Isobel got up slowly from the bed and crossed to him. His face was unblinking, the startled look of a dog roused from sleep.

“Louis,” she said, “you’re having a dream. Come back to bed.”

He did not respond. For a moment she was chilled by his countenance, by his dead-white stare. She took his hand and led him back to the bed. Without resistance, he lay down. She curled beside him and felt a terrible loneliness; she held his cold hand and cried. She understood these tears were for herself, not for Louis nor Chloe, but a kind of self-grief for the woman she had not become. She reached for the laudanum and took several swallows. The opium softened her remorse; it calmed her glands and swam up her spine. She doubted the existence of God, even now. Perhaps there was benevolence, sometimes an invisible kindness that intervened. She kissed Louis on the cheek.
He saw who I could become. He loved what I wanted to love in myself—a woman of the earth, a healer, someone who carried passion, who yearned for grace but found pride instead. Pride is a house locked from within.

The next morning Louis sat up in bed, baffled by his waistcoat and trousers. Isobel told him of his nightwalk.
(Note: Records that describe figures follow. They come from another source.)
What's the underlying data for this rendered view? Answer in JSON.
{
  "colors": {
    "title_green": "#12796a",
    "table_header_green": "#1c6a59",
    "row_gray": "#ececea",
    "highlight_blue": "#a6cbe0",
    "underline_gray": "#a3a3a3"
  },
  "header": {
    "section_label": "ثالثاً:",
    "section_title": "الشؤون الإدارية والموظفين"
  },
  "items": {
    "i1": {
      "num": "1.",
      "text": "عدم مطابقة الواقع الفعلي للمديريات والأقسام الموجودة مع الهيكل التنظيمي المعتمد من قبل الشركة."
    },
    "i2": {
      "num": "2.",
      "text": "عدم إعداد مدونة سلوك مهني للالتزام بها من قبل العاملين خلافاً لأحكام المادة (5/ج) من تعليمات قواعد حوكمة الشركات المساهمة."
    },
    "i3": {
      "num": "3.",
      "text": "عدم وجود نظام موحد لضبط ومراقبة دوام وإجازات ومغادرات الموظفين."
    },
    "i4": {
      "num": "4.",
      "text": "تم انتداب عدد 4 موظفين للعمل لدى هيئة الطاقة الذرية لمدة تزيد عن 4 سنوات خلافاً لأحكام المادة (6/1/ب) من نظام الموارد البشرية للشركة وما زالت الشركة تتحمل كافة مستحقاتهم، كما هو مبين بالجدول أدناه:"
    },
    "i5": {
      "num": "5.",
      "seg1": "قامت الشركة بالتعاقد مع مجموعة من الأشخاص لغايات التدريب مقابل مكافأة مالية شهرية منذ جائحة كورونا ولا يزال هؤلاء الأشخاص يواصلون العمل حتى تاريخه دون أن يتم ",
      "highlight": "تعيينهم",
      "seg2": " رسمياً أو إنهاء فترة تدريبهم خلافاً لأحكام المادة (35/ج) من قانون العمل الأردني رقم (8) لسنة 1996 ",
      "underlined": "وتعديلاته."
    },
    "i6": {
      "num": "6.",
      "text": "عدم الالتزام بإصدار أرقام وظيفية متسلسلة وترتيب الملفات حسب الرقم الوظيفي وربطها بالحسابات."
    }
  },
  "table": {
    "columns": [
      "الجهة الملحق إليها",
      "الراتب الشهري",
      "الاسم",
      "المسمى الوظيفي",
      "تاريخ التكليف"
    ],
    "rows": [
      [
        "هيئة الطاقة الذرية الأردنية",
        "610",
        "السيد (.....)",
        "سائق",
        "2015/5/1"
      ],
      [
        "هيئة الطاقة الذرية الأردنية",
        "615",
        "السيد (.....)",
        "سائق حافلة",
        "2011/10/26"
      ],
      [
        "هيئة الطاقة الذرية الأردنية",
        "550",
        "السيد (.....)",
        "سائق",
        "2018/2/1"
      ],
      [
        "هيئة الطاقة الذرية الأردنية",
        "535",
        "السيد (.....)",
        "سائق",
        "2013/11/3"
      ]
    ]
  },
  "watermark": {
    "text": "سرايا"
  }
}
“You stood at the door, asking for your shoes.”

“I see,” said Louis.

“We had quite a conversation.”

“Did we?”

“No.”

“What a relief.”

“I have a favor to ask,” she said.

“What is it?”

“I’d like you to take a portrait of the two of us.”

“Today?”

“Yes.”

“As strange as this might sound, I have never appeared in a photograph. It’s an old superstition, something about the conjurer looking back into the mirror.”

“It’s time you changed your superstition. Is noon a good time for the light?”

“Yes, of course,” said Louis. “Are you sure you are well enough?”

“Quite certain.” But Isobel could feel her lungs sag like dampened cheesecloth. It hurt to breathe.